Reputation: 8089
I am novice to lxml. I want to download the web page and get interested data from, my code is:
import urllib2
from lxml import etree
url = "http://www.example.com/"
html = urllib2.urlopen(url)
root = etree.parse(html) # the problem is here
can anyone explain me why it is wrong?
error is:
Traceback (most recent call last):
File "yatego.py", line 10, in <module>
root = etree.parse(html)
File "lxml.etree.pyx", line 2942, in lxml.etree.parse (src/lxml/lxml.etree.c:54187)
File "parser.pxi", line 1550, in lxml.etree._parseDocument (src/lxml/lxml.etree.c:79703)
File "parser.pxi", line 1580, in lxml.etree._parseFilelikeDocument (src/lxml/lxml.etree.c:80012)
File "parser.pxi", line 1463, in lxml.etree._parseDocFromFilelike (src/lxml/lxml.etree.c:78908)
File "parser.pxi", line 1019, in lxml.etree._BaseParser._parseDocFromFilelike (src/lxml/lxml.etree.c:75905)
File "parser.pxi", line 564, in lxml.etree._ParserContext._handleParseResultDoc (src/lxml/lxml.etree.c:71739)
File "parser.pxi", line 645, in lxml.etree._handleParseResult (src/lxml/lxml.etree.c:72614)
File "parser.pxi", line 585, in lxml.etree._raiseParseError (src/lxml/lxml.etree.c:71955)
lxml.etree.XMLSyntaxError: Entity 'mdash' not defined, line 4, column 21
This code:
url = "http://www.example.com/"
res = requests.get(url)
doc = lxml.html.parse(res.content)
gives this error:
File "yatego.py", line 11, in <module>
doc = lxml.html.parse(res.content)
File "/usr/lib/python2.7/dist-packages/lxml/html/__init__.py", line 692, in parse
return etree.parse(filename_or_url, parser, base_url=base_url, **kw)
File "lxml.etree.pyx", line 2942, in lxml.etree.parse (src/lxml/lxml.etree.c:54187)
File "parser.pxi", line 1528, in lxml.etree._parseDocument (src/lxml/lxml.etree.c:79485)
File "parser.pxi", line 1557, in lxml.etree._parseDocumentFromURL (src/lxml/lxml.etree.c:79768)
File "parser.pxi", line 1457, in lxml.etree._parseDocFromFile (src/lxml/lxml.etree.c:78843)
File "parser.pxi", line 997, in lxml.etree._BaseParser._parseDocFromFile (src/lxml/lxml.etree.c:75698)
File "parser.pxi", line 564, in lxml.etree._ParserContext._handleParseResultDoc (src/lxml/lxml.etree.c:71739)
File "parser.pxi", line 645, in lxml.etree._handleParseResult (src/lxml/lxml.etree.c:72614)
File "parser.pxi", line 583, in lxml.etree._raiseParseError (src/lxml/lxml.etree.c:71927)
IOError: Error reading file '<!DOCTYPE html PUBLIC "-//W3C//DTD XHTML 1.0 Transitional//EN" "http://www.w3.org/TR/xhtml1/DTD/xhtml1-transitional.dtd">
<html xmlns="http://www.w3.org/1999/xhtml">
<head>
<title>IANA — Example domains</title>
This code:
doc = lxml.html.parse(url)
works fine
So where is the problem?
Upvotes: 10
Views: 23001
Reputation: 7380
You should use html.read()
to begin with: HTML is not a string type.
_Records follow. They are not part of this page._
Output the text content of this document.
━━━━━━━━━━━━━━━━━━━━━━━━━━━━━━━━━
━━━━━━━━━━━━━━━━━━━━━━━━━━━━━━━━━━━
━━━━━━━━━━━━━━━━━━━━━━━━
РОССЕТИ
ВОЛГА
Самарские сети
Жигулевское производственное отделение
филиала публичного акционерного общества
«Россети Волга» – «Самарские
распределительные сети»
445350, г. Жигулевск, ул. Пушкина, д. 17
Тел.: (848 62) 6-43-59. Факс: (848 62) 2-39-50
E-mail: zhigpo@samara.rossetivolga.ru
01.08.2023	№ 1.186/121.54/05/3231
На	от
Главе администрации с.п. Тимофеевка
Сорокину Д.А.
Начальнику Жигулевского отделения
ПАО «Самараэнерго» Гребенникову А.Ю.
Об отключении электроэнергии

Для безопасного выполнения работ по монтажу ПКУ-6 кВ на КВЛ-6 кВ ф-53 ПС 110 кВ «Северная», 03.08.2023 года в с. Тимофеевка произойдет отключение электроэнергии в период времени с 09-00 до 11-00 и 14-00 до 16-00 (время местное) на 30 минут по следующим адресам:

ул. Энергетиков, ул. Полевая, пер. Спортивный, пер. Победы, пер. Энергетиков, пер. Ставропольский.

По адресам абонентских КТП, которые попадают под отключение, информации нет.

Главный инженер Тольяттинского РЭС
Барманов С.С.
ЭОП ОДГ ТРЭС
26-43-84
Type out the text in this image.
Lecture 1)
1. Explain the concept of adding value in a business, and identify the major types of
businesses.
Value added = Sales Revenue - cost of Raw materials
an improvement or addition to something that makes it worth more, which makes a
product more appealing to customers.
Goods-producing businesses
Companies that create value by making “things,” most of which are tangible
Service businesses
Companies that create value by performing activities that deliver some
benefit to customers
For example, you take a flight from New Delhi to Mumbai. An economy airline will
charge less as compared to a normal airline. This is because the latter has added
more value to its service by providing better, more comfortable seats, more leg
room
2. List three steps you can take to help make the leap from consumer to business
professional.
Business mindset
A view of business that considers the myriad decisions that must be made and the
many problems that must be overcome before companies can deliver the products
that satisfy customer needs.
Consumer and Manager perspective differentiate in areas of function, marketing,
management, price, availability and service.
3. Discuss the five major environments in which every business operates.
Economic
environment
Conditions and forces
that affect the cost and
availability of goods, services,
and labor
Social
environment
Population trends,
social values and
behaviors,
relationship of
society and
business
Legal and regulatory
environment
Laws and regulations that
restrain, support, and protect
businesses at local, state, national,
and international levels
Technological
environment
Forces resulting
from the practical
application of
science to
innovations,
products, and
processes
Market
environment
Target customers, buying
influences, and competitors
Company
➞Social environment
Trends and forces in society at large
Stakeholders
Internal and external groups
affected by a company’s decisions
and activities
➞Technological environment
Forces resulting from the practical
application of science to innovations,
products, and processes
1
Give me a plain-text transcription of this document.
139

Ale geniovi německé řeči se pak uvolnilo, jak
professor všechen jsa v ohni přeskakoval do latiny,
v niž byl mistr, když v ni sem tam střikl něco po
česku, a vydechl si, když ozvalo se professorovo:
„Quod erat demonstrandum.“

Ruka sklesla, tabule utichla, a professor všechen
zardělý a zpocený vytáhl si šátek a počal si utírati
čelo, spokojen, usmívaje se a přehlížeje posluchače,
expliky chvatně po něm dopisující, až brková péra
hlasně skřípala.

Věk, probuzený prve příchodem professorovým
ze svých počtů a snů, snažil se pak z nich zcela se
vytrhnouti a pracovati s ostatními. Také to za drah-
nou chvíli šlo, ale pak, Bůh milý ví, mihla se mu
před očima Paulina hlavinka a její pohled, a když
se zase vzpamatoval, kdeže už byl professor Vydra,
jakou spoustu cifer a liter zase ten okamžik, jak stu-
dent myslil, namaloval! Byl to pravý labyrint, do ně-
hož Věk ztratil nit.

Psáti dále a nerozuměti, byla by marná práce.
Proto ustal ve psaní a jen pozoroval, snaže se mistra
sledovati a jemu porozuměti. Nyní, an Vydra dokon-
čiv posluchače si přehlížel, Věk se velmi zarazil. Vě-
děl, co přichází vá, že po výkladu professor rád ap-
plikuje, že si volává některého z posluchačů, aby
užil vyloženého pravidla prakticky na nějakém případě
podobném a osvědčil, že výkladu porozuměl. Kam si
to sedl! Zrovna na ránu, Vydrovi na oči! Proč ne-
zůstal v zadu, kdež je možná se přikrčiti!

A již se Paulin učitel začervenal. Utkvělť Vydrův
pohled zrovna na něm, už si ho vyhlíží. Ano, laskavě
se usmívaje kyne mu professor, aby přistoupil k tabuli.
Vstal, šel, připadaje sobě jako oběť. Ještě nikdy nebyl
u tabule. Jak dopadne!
Also, you should really check if the URL downloaded properly, as this is by no means assured.
UPD. Use html.parse(filename_or_url)
Upvotes: 0
Reputation: 52371
The key here is the exception:
IOError: Error reading file '<!DOCTYPE html PUBLIC ...
Youre passing the content of a file to a function that expects a path to a file.
Same reason doc = lxml.html.parse(url)
works, a url "is a" filepath.
Does the following work better?
doc = lxml.html.fromstring(res.content)
Upvotes: 11
Reputation: 53829
You should use lxml.html
to parse HTML instead of lxml.etree
.
You can also open the url directly with lxml
:
doc = lxml.html.parse(url)
Sometimes lxml
will have trouble dealing with HTTP's quirks, in which case you'd need to use a more robust solution to fetch pages, like requests
:
res = requests.get(url)
doc = lxml.html.parse(res.content)
Upvotes: 6